Changing timedelta format - datetime should be visible as (%Y-%B-%d) - %B = monthname

Hello, I’m trying to change the format of timedelta to %Y-%B-%d. The idea is to extract only the months in word character instead of numeric.
Keep in mind that in the dataset the values in ‘arrival_month’ column is in word character. I tried to convert the values of all the columns I need to string, then concatenate them to have a full date. I was expecting the end result to be in this format %Y-%B-%d but it ended up being all numeric.

Then I concatenated the 3 columns to have a full date in string with month in %B format, then used a for loop with strptime to convert back to date object and extract the month but it didn’t work.

Help please! Thank you

hi @nelsonlupanda

Welcome to DQ community!

At the onset, I will make the request to follow Introducing guidelines for all technical questions in our Community. It is very difficult to work with a snap shot of the code, instead of the actual code, that too with no sample data and forced to make our own assumed data which may or may not be helpful for the question asked.

Before I try to answer your questions I have few of my doubts:

  • what’s the purpose of dt.obj which is causing the type error here. I tried simple obj in for loop and it works. It’s like you are trying to assign something to an object of datetime module.
  • you have already converted the room_booking_date series in cell 44 code at line 2 then why is the date-column reprocessed again in for loop.
  • you want to store the date as datetime object and present it in a month-name format or you want to store the data with month-name as well?

(There was no info on “lead_time” series so I don’t understand this part and I am excluding it here.)

Below is the code that I worked on to understand your question:

from datetime import datetime as dt
import pandas as pd

arrival_year = pd.Series([2019, 2019, 2019])
arrival_month = pd.Series(["March", "March", "March"])
arrival_day = pd.Series([11, 12, 13])

arrival = arrival_year.astype(str) +"-"+ arrival_month.astype(str) +"-"+ arrival_day.astype(str)
print(arrival, "\n")

df = pd.DataFrame(data = {"year": arrival_year, "month": arrival_month, 
                          "day": arrival_day, "date_str": arrival})

df["date_date"] = pd.Series(pd.to_datetime(arrival))
df["date_format"] = pd.Series(pd.to_datetime(arrival)).dt.strftime("%Y-%B-%d")
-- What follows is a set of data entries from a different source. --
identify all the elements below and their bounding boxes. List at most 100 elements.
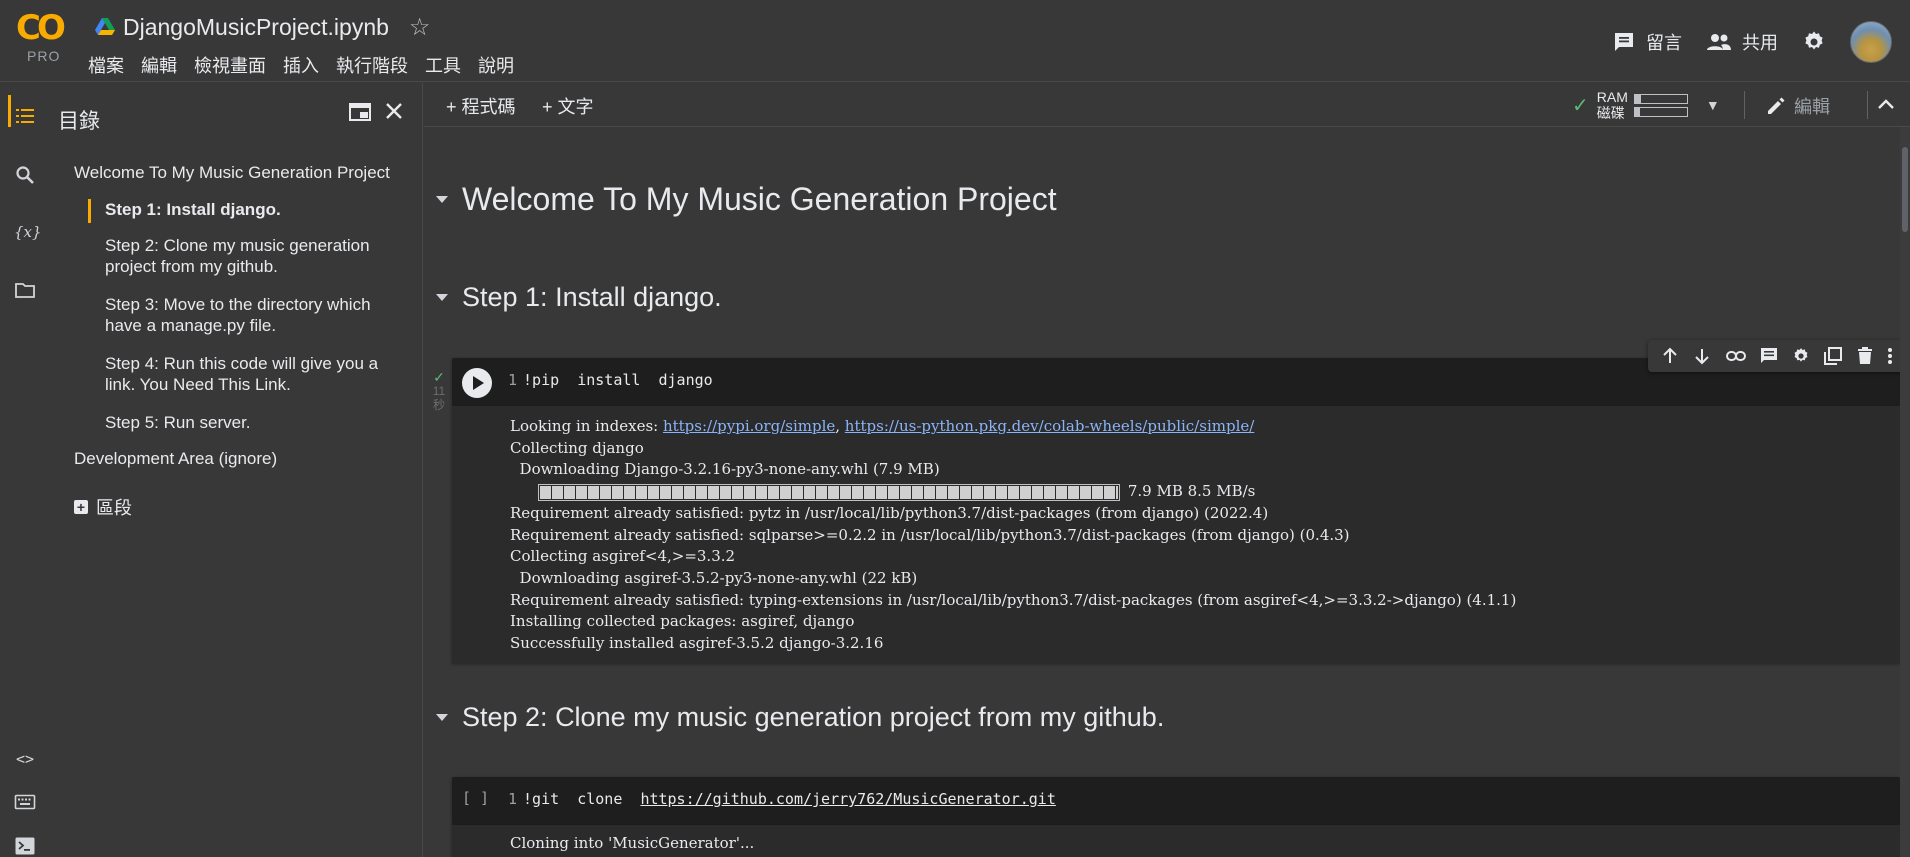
- close-icon[interactable]: [382, 99, 406, 123]
- line-number: 1: [508, 371, 518, 389]
- star-icon[interactable]: ☆: [409, 13, 431, 42]
- collapse-caret-icon[interactable]: [436, 294, 448, 301]
- output-text: Cloning into 'MusicGenerator'...: [510, 834, 755, 852]
- people-icon: [1707, 34, 1731, 50]
- code-cell-editor[interactable]: [ ] 1 !git clone https://github.com/jerry…: [452, 777, 1900, 825]
- notebook-title[interactable]: DjangoMusicProject.ipynb: [123, 14, 389, 41]
- output-prefix: Looking in indexes:: [510, 417, 663, 435]
- search-icon[interactable]: [14, 164, 36, 186]
- add-section-button[interactable]: + 區段: [74, 494, 132, 520]
- toc-item-step4[interactable]: Step 4: Run this code will give you a li…: [105, 353, 405, 395]
- cell-settings-icon[interactable]: [1792, 347, 1810, 365]
- comment-icon: [1615, 33, 1633, 51]
- pypi-link[interactable]: https://pypi.org/simple: [663, 417, 835, 435]
- code-cell-1[interactable]: ✓ 11 秒 1 !pip install django Looking in i…: [433, 340, 1906, 663]
- section-heading-welcome: Welcome To My Music Generation Project: [436, 181, 1057, 218]
- menu-bar: 檔案 編輯 檢視畫面 插入 執行階段 工具 說明: [88, 52, 531, 78]
- menu-file[interactable]: 檔案: [88, 52, 124, 78]
- notebook-toolbar: + 程式碼 + 文字 ✓ RAM 磁碟 ▼ 編輯: [424, 83, 1910, 127]
- more-vert-icon[interactable]: [1887, 347, 1893, 365]
- execution-status: ✓ 11 秒: [430, 370, 448, 412]
- share-button[interactable]: 共用: [1706, 29, 1778, 55]
- user-avatar[interactable]: [1850, 21, 1892, 63]
- chevron-down-icon[interactable]: ▼: [1706, 97, 1720, 113]
- toc-item-step5[interactable]: Step 5: Run server.: [105, 412, 405, 433]
- cell-output: Looking in indexes: https://pypi.org/sim…: [452, 406, 1900, 663]
- header-actions: 留言 共用: [1612, 21, 1892, 63]
- resource-bars: [1633, 91, 1688, 120]
- logo-mark: CO: [16, 8, 66, 48]
- menu-tools[interactable]: 工具: [425, 52, 461, 78]
- left-rail: {x} <>: [0, 83, 50, 857]
- cell-toolbar: [1648, 340, 1906, 372]
- pro-badge: PRO: [27, 48, 61, 64]
- success-check-icon: ✓: [433, 369, 445, 385]
- colab-wheels-link[interactable]: https://us-python.pkg.dev/colab-wheels/p…: [845, 417, 1255, 435]
- scrollbar-thumb[interactable]: [1902, 147, 1908, 232]
- terminal-icon[interactable]: [14, 835, 36, 857]
- output-sep: ,: [835, 417, 845, 435]
- disk-label: 磁碟: [1596, 105, 1625, 121]
- code-cell-editor[interactable]: ✓ 11 秒 1 !pip install django: [433, 340, 1906, 412]
- disk-bar-fill: [1634, 107, 1641, 116]
- code-line[interactable]: 1 !pip install django: [508, 371, 713, 389]
- ram-bar: [1633, 93, 1688, 104]
- add-section-label: 區段: [96, 498, 132, 518]
- code-line[interactable]: 1 !git clone https://github.com/jerry762/…: [508, 790, 1056, 808]
- delete-icon[interactable]: [1857, 347, 1873, 365]
- run-cell-button[interactable]: [ ]: [462, 789, 489, 807]
- line-number: 1: [508, 790, 518, 808]
- link-icon[interactable]: [1725, 347, 1746, 365]
- command-palette-icon[interactable]: [14, 791, 36, 813]
- toc-title: 目錄: [58, 110, 100, 133]
- toc-item-development[interactable]: Development Area (ignore): [74, 448, 277, 469]
- connected-check-icon: ✓: [1572, 94, 1589, 117]
- chevron-up-icon[interactable]: [1872, 91, 1900, 119]
- output-lines-a: Collecting django Downloading Django-3.2…: [510, 438, 940, 479]
- plus-box-icon: +: [74, 500, 88, 514]
- variables-icon[interactable]: {x}: [14, 221, 42, 243]
- vertical-scrollbar[interactable]: [1900, 127, 1910, 857]
- edit-mode-button[interactable]: 編輯: [1766, 93, 1830, 119]
- notebook-main[interactable]: Welcome To My Music Generation Project S…: [424, 127, 1910, 857]
- mirror-cell-icon[interactable]: [1824, 347, 1843, 365]
- settings-gear-icon[interactable]: [1802, 30, 1826, 54]
- toc-item-welcome[interactable]: Welcome To My Music Generation Project: [74, 162, 390, 183]
- toc-item-step2[interactable]: Step 2: Clone my music generation projec…: [105, 235, 405, 277]
- collapse-caret-icon[interactable]: [436, 196, 448, 203]
- github-link[interactable]: https://github.com/jerry762/MusicGenerat…: [640, 790, 1055, 808]
- menu-insert[interactable]: 插入: [283, 52, 319, 78]
- toolbar-divider: [1744, 91, 1745, 119]
- app-header: CO PRO DjangoMusicProject.ipynb ☆ 檔案 編輯 …: [0, 0, 1910, 82]
- ram-label: RAM: [1596, 89, 1628, 105]
- menu-view[interactable]: 檢視畫面: [194, 52, 266, 78]
- menu-edit[interactable]: 編輯: [141, 52, 177, 78]
- toc-list-icon[interactable]: [14, 105, 36, 127]
- add-code-button[interactable]: + 程式碼: [446, 93, 516, 119]
- comment-icon[interactable]: [1760, 347, 1778, 365]
- add-text-button[interactable]: + 文字: [542, 93, 594, 119]
- cell-output: Cloning into 'MusicGenerator'...: [452, 825, 1900, 857]
- download-progress-bar: [537, 483, 1120, 501]
- disk-bar: [1633, 106, 1688, 117]
- code-cell-2[interactable]: [ ] 1 !git clone https://github.com/jerry…: [452, 777, 1900, 857]
- code-snippets-icon[interactable]: <>: [14, 748, 36, 770]
- move-down-icon[interactable]: [1693, 347, 1711, 365]
- section-heading-step2: Step 2: Clone my music generation projec…: [436, 702, 1164, 733]
- share-label: 共用: [1742, 33, 1778, 53]
- menu-runtime[interactable]: 執行階段: [336, 52, 408, 78]
- toolbar-divider: [1867, 91, 1868, 119]
- output-text: Looking in indexes: https://pypi.org/sim…: [452, 416, 1900, 655]
- toc-item-step1[interactable]: Step 1: Install django.: [105, 199, 405, 220]
- comment-button[interactable]: 留言: [1612, 29, 1682, 55]
- runtime-resources[interactable]: ✓ RAM 磁碟 ▼: [1572, 89, 1720, 121]
- run-cell-button[interactable]: [462, 368, 492, 398]
- code-text: !git clone: [523, 790, 641, 808]
- folder-icon[interactable]: [14, 279, 36, 301]
- collapse-caret-icon[interactable]: [436, 714, 448, 721]
- menu-help[interactable]: 說明: [478, 52, 514, 78]
- open-in-window-icon[interactable]: [348, 101, 372, 123]
- colab-logo[interactable]: CO PRO: [16, 10, 72, 66]
- toc-item-step3[interactable]: Step 3: Move to the directory which have…: [105, 294, 405, 336]
- move-up-icon[interactable]: [1661, 347, 1679, 365]
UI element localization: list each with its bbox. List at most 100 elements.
The result of the above code is as below:

Some info:

  • date_str is the date we get when the three separate columns are concatenated and is stored as object dtype
  • by just applying pd.to_datetime() method the date_str column, it gets converted to datetime format but yes we loose the month name (but that’s how pandas stores the datetime info)
  • by applying dt.strftime() method we get back the date with month name although now stored as object.
  • in case you want to extract only the month and store it for some analysis, you can try this code: df["date_date"].dt.strftime("%B")
1 Like

Hi @Rucha thanks for taking the time to help.

  • dt.obj was a typo. It should’ve been dt_obj

  • Cell 44 line 2 convert the date_column into object and keep the month-name format. I used the loop to convert it back to datetime object with strptime and keep the month-name as well.

  • I want to store the date as datetime object.

The dataset is about hotel booking demand and the ‘lead_time’ column stores the number days between the day the room was booked and the day the guest checked in the hotel.

I concatenated the year, month and day into a single column named ‘guest_arrival_date’, converted the value into datetime object, then subtracted ‘lead_time’ from ‘guest_arrival_date’ to determine the exact date the room was booked. I hope that make sense.

I thought with pd.to_datetime() we could specify the format as well. I tried it, it didn’t raise an error but it also didn’t change anything. I still lost the month-name.

I used df[“date_date”].dt.strftime("%B") and it gave me the result I was looking for, so thank you very much.